Von Cosplays und anderen Shenanigans


Der gefürchtete Tag der Woche ist angekommen: Donnerstag! Nachdem wir uns gestern so sehr über die relativ freien Gänge und noch erträglichen Wartezeiten erfreuen konnten, ging es heute richtig los. Der erste Besuchertag ist damit nämlich angebrochen und obwohl wir immernoch eine Stunde vor dem Rest reingehen durften, wussten wir was auf uns zukommen würde. Für mich in diesem Jahr sogar noch eine kleine Besonderheit, da ich es mir nicht nehmen lassen konnte selbst mal als Cosplayer vor Ort aufzutreten und mich damit den ganzen, gierigen Kamera-Trägern entgegen zu stellen. Solltet ihr also auf eurem Ausflug durch die heiligen Hallen Kölns mal auf einen Dante aus Devil May Cry 4 getroffen sein ist die Wahrscheinlichkeit ziemlich hoch, dass ihr mich gesehen habt. Dazu habe ich mir übrigens den teuflischen Aktenkoffer Pandora selbst gebastlelt. Man kann schließlich nicht alles kaufen.

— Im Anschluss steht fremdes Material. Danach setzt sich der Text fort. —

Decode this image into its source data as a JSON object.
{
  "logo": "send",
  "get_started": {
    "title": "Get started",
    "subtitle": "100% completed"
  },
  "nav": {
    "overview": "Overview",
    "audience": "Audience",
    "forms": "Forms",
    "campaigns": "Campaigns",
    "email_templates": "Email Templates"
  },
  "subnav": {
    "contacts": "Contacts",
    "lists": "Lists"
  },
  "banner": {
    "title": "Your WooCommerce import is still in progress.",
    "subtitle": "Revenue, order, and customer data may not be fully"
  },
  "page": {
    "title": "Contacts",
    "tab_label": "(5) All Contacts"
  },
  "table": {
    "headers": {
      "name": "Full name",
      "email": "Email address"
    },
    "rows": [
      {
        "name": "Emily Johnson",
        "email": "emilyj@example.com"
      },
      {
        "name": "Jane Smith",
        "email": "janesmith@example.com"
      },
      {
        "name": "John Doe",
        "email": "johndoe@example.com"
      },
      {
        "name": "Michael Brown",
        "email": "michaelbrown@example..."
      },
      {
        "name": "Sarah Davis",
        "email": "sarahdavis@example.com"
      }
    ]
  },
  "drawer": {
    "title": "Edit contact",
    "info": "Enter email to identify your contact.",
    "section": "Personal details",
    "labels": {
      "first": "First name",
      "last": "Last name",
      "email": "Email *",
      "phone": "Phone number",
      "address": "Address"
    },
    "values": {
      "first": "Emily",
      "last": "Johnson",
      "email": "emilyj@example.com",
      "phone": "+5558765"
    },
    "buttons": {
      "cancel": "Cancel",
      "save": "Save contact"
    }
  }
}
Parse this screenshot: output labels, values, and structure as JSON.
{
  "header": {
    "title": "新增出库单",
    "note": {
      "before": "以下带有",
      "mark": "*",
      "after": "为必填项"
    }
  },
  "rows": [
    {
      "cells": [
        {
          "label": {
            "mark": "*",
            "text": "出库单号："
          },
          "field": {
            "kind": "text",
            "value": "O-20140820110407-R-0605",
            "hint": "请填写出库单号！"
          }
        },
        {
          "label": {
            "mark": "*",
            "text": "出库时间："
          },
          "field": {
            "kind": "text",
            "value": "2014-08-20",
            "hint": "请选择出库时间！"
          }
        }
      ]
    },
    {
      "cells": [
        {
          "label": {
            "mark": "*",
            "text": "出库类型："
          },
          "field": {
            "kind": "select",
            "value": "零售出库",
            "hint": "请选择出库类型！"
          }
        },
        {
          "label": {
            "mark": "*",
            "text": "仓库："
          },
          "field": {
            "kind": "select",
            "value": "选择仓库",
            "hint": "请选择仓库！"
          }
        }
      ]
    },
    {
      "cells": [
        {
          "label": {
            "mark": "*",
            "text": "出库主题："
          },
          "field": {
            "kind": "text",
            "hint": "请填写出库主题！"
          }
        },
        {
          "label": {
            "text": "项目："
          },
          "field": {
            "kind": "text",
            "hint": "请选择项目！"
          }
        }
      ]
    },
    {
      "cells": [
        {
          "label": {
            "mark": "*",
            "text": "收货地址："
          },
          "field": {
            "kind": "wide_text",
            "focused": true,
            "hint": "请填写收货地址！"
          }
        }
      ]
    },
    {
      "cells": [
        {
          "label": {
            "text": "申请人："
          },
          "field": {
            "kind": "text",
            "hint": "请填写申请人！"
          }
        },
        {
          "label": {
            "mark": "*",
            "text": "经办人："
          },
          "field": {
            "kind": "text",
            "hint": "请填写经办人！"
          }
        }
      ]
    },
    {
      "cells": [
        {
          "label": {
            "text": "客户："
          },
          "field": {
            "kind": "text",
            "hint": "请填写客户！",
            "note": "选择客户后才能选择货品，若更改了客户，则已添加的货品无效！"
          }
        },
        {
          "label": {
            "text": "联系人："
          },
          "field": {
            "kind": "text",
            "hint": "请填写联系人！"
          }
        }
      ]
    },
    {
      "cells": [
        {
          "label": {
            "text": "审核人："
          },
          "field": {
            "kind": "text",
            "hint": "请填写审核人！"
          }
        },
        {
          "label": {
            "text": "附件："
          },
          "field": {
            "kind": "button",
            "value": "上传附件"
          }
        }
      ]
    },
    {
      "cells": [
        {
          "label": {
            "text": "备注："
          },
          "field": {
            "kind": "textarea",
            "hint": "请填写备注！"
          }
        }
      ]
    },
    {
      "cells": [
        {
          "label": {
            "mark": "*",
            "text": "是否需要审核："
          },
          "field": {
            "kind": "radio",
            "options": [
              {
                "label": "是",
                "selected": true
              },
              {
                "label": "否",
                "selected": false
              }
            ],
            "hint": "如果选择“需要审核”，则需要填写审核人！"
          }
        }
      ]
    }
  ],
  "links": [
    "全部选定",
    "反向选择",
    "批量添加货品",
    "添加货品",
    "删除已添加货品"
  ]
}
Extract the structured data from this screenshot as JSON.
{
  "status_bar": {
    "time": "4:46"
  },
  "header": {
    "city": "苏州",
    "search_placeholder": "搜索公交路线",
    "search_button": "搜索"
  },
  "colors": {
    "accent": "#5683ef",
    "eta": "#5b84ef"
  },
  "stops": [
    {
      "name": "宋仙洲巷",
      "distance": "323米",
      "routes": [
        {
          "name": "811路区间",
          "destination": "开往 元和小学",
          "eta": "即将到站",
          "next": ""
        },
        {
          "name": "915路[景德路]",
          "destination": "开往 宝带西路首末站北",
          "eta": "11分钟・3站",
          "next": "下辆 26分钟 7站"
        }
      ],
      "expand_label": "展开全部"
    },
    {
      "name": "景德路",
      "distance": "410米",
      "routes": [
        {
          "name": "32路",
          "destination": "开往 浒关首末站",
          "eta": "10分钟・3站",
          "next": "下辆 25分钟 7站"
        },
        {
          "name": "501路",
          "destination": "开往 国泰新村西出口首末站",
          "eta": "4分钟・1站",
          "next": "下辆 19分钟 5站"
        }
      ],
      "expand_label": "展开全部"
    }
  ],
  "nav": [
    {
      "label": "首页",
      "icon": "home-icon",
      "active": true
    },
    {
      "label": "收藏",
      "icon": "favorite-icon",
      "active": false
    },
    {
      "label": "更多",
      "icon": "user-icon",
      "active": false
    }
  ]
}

Wie auch immer, obwohl ich mich kostümiert habe wartete natürlich immernoch meine Arbeit der Redaktion auf mich, weshalb ich mich erst einmal wieder in die entlegensten Gebiete der Indie-Vita-Gebiete gewagt habe um dort noch ein paar interessantere Titel anzuspielen. Diesesmal ins Auge gestochen sind mir dabei bereits die erste anspielbare Version von Playstation Vita Pets und auch Rayman Legends, die tasächlich wirklich gut versteckt waren. Zugegeben, das sind nun absolut keine Indie-Titel, aber sie sind nunmal gut versteckt. Da kann man das schonmal verwechseln. Tearaway war nicht ganz so versteckt, machte aber durchaus Spaß. Obwohl wir leider einen kleinen Tippfehler entdeckt haben...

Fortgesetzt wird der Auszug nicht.